PM2.5 | OR (95%CI) |
Model 1 | P-value | Model 2 | P-value | Model 3 | P-value |
1 µg/m3 increment | 1.06 (1.05,1.08) | < 0.0001 | 1.11(1.09,1.12) | < 0.0001 | 1.1(1.08,1.12) | < 0.0001 |
1st quartile | Ref | | Ref | | Ref | |
2st quartile | 0.88(0.77,1.0) | 0.05 | 1.07(0.92,1.25) | 0.37 | 1.1(0.94,1.29) | 0.24 |
3rd quartile | 1.02(0.9,1.16) | 0.73 | 1.31(1.11,1.55) | 0.00 | 1.28(1.08,1.52) | 0.01 |
4st quartile | 1.84(1.64,2.05) | < 0.0001 | 2.21(1.88,2.59) | < 0.0001 | 2.18(1.83,2.6) | < 0.0001 |
P-value for trend | < 0.0001 | < 0.0001 | < 0.0001 |
Model 1, crude model; Model 2, adjusted for age, gender, race, education, income and BMI; Model 3, further adjusted for status of smoking and alcohol drinking, decoration in the previous five years, hypertension, diabetes, heart disease, hyperlipemia, activity per week and white blood cell counts.1st quartile, PM2.5 ≤ 25th percentile; 2nd quartile, 25th percentile < PM2.5 ≤50th percentile; 3rd quartile, 50th percentile < PM2.5 ≤75th percentile; 4th quartile, PM2.5 > 75th percentile.
Model 3 showed significant interactions of PM2.5 exposure with gender (P < 0.01), race (P < 0.0001) and diabetes status (P < 0.001). Figure 2 shows the stratified analysis results according to gender (male and female), race (Han and Manchu) and diabetes (yes and no).

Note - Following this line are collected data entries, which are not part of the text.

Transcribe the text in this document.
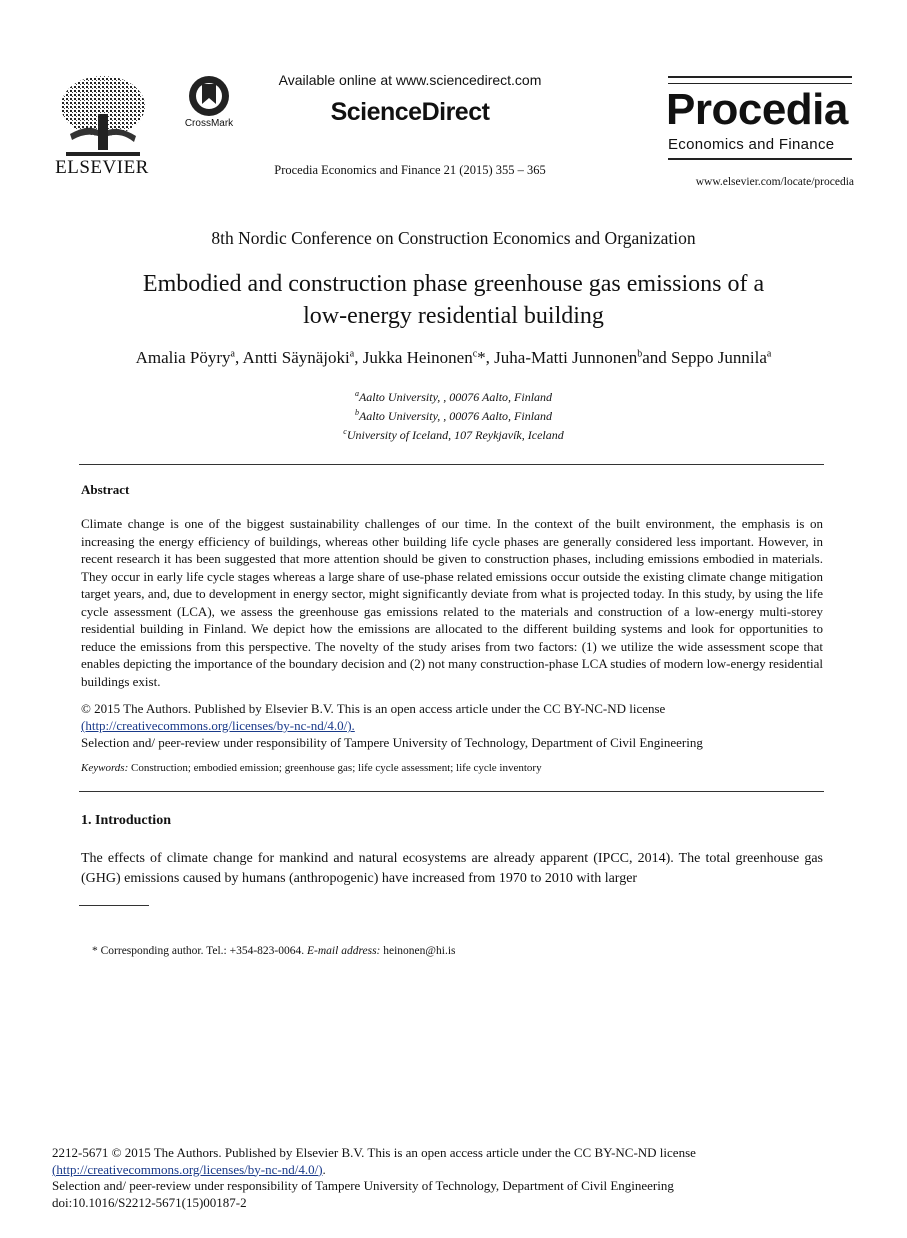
ELSEVIER
CrossMark
Available online at www.sciencedirect.com
ScienceDirect
Procedia Economics and Finance 21 (2015) 355 – 365
Procedia
Economics and Finance
www.elsevier.com/locate/procedia
8th Nordic Conference on Construction Economics and Organization
Embodied and construction phase greenhouse gas emissions of a
low-energy residential building
Amalia Pöyry$^a$, Antti Säynäjoki$^a$, Jukka Heinonen$^c$*, Juha-Matti Junnonen$^b$and Seppo Junnila$^a$
$^a$Aalto University, , 00076 Aalto, Finland
$^b$Aalto University, , 00076 Aalto, Finland
$^c$University of Iceland, 107 Reykjavík, Iceland
Abstract
Climate change is one of the biggest sustainability challenges of our time. In the context of the built environment, the emphasis is on increasing the energy efficiency of buildings, whereas other building life cycle phases are generally considered less important. However, in recent research it has been suggested that more attention should be given to construction phases, including emissions embodied in materials. They occur in early life cycle stages whereas a large share of use-phase related emissions occur outside the existing climate change mitigation target years, and, due to development in energy sector, might significantly deviate from what is projected today. In this study, by using the life cycle assessment (LCA), we assess the greenhouse gas emissions related to the materials and construction of a low-energy multi-storey residential building in Finland. We depict how the emissions are allocated to the different building systems and look for opportunities to reduce the emissions from this perspective. The novelty of the study arises from two factors: (1) we utilize the wide assessment scope that enables depicting the importance of the boundary decision and (2) not many construction-phase LCA studies of modern low-energy residential buildings exist.
© 2015 The Authors. Published by Elsevier B.V. This is an open access article under the CC BY-NC-ND license
(http://creativecommons.org/licenses/by-nc-nd/4.0/).
Selection and/ peer-review under responsibility of Tampere University of Technology, Department of Civil Engineering
Keywords: Construction; embodied emission; greenhouse gas; life cycle assessment; life cycle inventory
1. Introduction
The effects of climate change for mankind and natural ecosystems are already apparent (IPCC, 2014). The total greenhouse gas (GHG) emissions caused by humans (anthropogenic) have increased from 1970 to 2010 with larger
* Corresponding author. Tel.: +354-823-0064. E-mail address: heinonen@hi.is
2212-5671 © 2015 The Authors. Published by Elsevier B.V. This is an open access article under the CC BY-NC-ND license
(http://creativecommons.org/licenses/by-nc-nd/4.0/).
Selection and/ peer-review under responsibility of Tampere University of Technology, Department of Civil Engineering
doi:10.1016/S2212-5671(15)00187-2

Males were more likely to have platelet elevation after long-term PM2.5 exposure compared with females. Those of Han ethnicity were more likely to have platelet elevation compared with Manchu ethnicity. Participants without diabetes were more likely to have platelet elevation after long-term PM2.5 exposure.
Sensitivity analysis results are shown in Supplemental Tables 1 and 2. Analysis results for the mixed linear model between long-term PM2.5 exposure and platelet counts showed that every 1 µg/m3 increment of PM2.5 exposure was associated with 0.29% (95%CI: 0.25–0.32%) increase in platelet counts; and effects of PM2.5 exposure were more evident in participants who were male, of Han ethnicity and without diabetes (Supplemental Table 1). Using the 75th percentile as the cut-off to define elevated platelet counts gave similar results (Supplemental Table 2) to those for the 90th percentile.